Daily Kos helps you tell your Congressfolk to ensure the rich pay their fair share of taxes, by enacting a wealth tax and fully funding our IRS. You'll note several news hooks there: billionaires are making a killing (so to speak) during this pandemic while over 60 million Americans have filed for unemployment at some point over the last seven months, while the New York Times reported that our President paid literally $750 in taxes in 2017 and 2018. But there's one other news hook you might have missed: Congress has been defunding our IRS for the last decade, to the point where our IRS admits it goes after poorer tax cheat suspects because they don't have the money to fight rich ones in court. That's a despicable state of affairs, beloved only by those who hate all taxes and who have no apparent idea how many of the services they enjoy only exist because of taxes. Congress literally takes food out of our mouths by defunding the IRS, because if you can't stamp out tax avoidance by the rich, someone's still got to pay for roads and bridges and libraries and cops.

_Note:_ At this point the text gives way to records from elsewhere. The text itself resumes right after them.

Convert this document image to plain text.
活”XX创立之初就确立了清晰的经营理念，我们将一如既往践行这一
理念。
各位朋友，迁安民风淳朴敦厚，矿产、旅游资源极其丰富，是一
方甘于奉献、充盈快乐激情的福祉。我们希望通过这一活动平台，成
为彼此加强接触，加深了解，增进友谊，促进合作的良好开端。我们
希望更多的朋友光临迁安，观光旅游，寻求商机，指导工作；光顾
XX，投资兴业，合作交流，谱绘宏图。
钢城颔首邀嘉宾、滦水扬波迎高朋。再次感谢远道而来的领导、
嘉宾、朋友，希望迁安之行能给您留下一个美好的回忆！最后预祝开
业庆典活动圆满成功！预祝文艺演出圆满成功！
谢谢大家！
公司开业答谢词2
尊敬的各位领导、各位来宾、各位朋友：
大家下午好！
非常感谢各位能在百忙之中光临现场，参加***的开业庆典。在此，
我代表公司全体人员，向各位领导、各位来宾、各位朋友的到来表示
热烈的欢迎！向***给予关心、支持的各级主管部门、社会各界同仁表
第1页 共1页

Meanwhile, the Daily Kos Liberation League helps you tell your Congressfolk to pass H.R. 8178/S. 4533, the Anti-Racism in Public Health Act. The bill would establish a "National Center for Anti-Racism and Health" within our Centers for Disease Control (or CDC) and would also mandate that our CDC researches how structural racism (including police brutality) impacts public health. You may find all of that less useful than bills that would actually punish police brutality, curtail redlining, or deliver aid to minority neighborhoods ravaged by COVID-19, but conducting research on these matters is also important, not least because our government really hasn't done that research with this much vigor before. Folks say they always put the landfill next to the black neighborhood, but such arguments need to rise above anecdotes and get backing from scientific research. And we also haven't really confronted police brutality as a public health issue yet. If we did these things, we'd do good works, so this bill merits our support.
Finally, if you've missed previous opportunities to tell Apple to respect our right-to-repair with its products, then Penn PIRG still helps you do that. Apple has long been notorious for making their products almost impossible to upgrade and repair on your own, but Apple has also done its share of greenwashing, and has pledged to be completely carbon-neutral in 10 years. If it doesn't make its products easier to reuse, though, how can it do that? If our landfills are overflowing with "obsolete" hardware, how are we going to kick climate change's ass? The U.S. PIRG Education Fund has lately informed us that if we could all get another year out of our cellphones, the climate change impact would be like taking over 600,000 cars off the road! Granted, we have almost 275 million cars on the road right now, but now imagine what getting another year out of your desktops and laptops and iPads would be like. If we had more power to repair and upgrade our own stuff, we would do a lot of good. After all, people still like saving money. Some folks still even pride themselves on their thrift.